= GrIDsure =

Personal identification system invented by Jonathan Craymer and Stephen Howes

GrIDsure was a personal identification system which extends the standard ‘shared-secret’ authentication model to create a secure methodology whereby a dynamic ‘one-time’ password or PIN can be generated by a user. It was invented by Jonathan Craymer and Stephen Howes in November 2005. It has received positive media reception.

GrIDsure went into liquidation in October 2011 after investor funding dried up.

On 18 November 2011 Cryptocard announced it had acquired the intellectual property of GrIDsure, which includes eight patents that have been granted and a further 16 pending. Cryptocard was already a GrIDsure OEM partner and uses the product in their portfolio.

==Authentication method==

In order to authenticate, the user is asked to input a series of numbers based on a preregistered pattern on a grid (that the user knows) and a grid of pseudo-random numbers generated by the authenticator. This results in a different series of numbers each time the user authenticates.

==Academic reception==
A study was carried out on the statistical security of GrIDsure by Richard Weber in the Statistical Laboratory of the University of Cambridge. He concluded "This is one of the most beautiful ideas I have seen in many years of looking at algorithms and optimisation problems."
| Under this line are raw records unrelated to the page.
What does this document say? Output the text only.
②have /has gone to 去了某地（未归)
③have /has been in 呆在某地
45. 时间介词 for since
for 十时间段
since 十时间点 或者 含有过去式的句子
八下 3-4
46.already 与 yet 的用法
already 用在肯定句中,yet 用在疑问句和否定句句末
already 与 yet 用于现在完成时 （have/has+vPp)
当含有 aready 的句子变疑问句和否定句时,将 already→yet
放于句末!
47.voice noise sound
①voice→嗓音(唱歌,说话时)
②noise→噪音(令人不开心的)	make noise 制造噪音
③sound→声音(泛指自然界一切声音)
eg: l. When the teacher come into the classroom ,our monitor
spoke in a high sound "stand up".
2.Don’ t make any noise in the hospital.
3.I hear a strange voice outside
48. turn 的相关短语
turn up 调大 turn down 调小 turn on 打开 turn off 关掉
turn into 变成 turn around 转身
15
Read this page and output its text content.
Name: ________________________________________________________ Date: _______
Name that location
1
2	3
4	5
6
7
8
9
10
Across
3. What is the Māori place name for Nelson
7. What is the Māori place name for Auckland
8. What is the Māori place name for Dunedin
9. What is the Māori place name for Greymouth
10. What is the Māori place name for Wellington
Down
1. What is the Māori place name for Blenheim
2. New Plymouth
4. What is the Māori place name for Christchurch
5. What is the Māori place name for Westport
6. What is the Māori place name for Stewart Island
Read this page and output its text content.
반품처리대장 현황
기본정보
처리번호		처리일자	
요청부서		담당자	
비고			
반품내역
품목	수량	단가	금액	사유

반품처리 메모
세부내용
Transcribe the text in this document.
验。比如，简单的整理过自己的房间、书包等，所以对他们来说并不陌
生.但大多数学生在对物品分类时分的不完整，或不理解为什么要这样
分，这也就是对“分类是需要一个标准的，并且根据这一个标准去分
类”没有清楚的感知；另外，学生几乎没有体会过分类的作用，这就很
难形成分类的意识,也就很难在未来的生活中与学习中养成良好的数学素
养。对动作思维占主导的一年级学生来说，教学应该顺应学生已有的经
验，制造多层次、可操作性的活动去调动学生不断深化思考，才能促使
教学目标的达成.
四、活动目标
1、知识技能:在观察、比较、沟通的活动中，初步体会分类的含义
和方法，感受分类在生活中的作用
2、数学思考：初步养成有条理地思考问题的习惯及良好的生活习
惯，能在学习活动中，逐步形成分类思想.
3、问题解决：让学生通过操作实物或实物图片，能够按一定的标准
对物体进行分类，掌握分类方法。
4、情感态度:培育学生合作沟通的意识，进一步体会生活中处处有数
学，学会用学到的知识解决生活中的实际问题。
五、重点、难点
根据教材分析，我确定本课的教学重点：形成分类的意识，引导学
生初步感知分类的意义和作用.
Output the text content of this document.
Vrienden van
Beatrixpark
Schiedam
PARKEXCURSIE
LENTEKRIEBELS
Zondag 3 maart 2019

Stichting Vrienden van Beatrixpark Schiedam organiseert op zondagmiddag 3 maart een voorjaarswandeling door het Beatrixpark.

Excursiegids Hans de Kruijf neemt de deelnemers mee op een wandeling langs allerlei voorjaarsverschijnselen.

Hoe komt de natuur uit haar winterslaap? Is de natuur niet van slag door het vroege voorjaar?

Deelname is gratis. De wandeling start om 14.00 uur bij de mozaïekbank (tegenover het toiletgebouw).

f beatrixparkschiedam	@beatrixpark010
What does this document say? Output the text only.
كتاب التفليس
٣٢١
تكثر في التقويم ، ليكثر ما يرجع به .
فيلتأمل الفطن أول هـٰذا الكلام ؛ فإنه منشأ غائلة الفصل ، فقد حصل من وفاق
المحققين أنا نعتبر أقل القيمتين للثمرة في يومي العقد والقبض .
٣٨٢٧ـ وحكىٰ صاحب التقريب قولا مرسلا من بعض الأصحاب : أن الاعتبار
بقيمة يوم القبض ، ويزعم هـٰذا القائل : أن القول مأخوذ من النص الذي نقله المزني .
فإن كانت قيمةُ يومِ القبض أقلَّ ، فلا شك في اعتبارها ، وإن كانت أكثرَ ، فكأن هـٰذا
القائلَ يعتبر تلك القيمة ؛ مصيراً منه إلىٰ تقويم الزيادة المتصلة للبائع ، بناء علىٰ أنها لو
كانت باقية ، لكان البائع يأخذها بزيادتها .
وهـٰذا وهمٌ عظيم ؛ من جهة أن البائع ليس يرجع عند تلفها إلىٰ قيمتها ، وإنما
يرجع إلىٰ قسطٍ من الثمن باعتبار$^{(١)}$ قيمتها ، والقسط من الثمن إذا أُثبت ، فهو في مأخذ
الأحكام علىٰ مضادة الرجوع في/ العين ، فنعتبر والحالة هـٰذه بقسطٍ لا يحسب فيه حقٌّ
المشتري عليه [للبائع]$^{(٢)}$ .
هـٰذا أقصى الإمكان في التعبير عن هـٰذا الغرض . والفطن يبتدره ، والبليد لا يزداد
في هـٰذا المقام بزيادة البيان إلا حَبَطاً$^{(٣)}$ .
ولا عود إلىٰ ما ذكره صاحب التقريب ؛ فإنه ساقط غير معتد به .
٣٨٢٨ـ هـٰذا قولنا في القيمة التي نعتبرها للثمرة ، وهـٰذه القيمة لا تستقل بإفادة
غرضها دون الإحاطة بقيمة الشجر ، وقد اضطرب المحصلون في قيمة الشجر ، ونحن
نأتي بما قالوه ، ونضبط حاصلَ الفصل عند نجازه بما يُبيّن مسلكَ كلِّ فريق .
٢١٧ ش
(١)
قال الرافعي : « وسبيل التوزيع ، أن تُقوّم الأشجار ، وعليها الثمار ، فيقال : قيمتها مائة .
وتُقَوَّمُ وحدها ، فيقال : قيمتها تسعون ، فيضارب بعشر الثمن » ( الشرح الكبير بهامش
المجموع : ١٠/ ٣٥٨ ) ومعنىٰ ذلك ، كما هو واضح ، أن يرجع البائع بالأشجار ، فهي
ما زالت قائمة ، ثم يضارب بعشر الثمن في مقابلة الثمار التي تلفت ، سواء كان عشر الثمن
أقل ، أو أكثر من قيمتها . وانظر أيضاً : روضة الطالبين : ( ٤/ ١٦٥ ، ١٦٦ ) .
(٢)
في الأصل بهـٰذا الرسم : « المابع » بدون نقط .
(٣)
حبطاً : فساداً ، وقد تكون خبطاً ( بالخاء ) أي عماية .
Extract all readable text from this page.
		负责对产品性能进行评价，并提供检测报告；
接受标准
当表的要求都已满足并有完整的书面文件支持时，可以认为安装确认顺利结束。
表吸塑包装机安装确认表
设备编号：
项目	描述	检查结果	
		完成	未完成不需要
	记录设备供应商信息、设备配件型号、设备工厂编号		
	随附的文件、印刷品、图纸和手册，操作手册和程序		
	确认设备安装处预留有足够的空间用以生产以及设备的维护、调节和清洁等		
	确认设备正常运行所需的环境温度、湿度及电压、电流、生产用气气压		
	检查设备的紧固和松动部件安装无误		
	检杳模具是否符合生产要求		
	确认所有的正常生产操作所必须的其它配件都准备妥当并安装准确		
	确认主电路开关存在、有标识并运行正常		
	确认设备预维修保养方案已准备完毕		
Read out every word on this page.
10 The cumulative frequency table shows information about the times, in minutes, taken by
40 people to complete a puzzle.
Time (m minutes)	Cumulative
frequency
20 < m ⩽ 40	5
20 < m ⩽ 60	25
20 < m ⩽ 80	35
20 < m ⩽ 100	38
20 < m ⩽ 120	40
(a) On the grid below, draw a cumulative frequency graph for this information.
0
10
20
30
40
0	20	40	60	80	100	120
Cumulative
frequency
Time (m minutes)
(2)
In March 2008, an independent security researcher, Mike Bond, identified flaws in the Gridsure authentication scheme, specifically commenting on Weber's analysis, and concluded:

"The Gridsure authentication mechanism remains largely unproven. Studies so far are flawed or taken out of context; my own initial studies indicate further weaknesses."

The introduction to Dr Bond's paper states "This document is not intended to be a fully representative or balanced appraisal of the scheme."

University College London conducted a usability trial.
In a covering letter to the study report, Professor Sasse states:

"Having looked at many mechanisms which have been proposed in recent years to overcome users' problems with PINs and passwords, this is the first one that has the potential to offer good usability and increased security at the same time."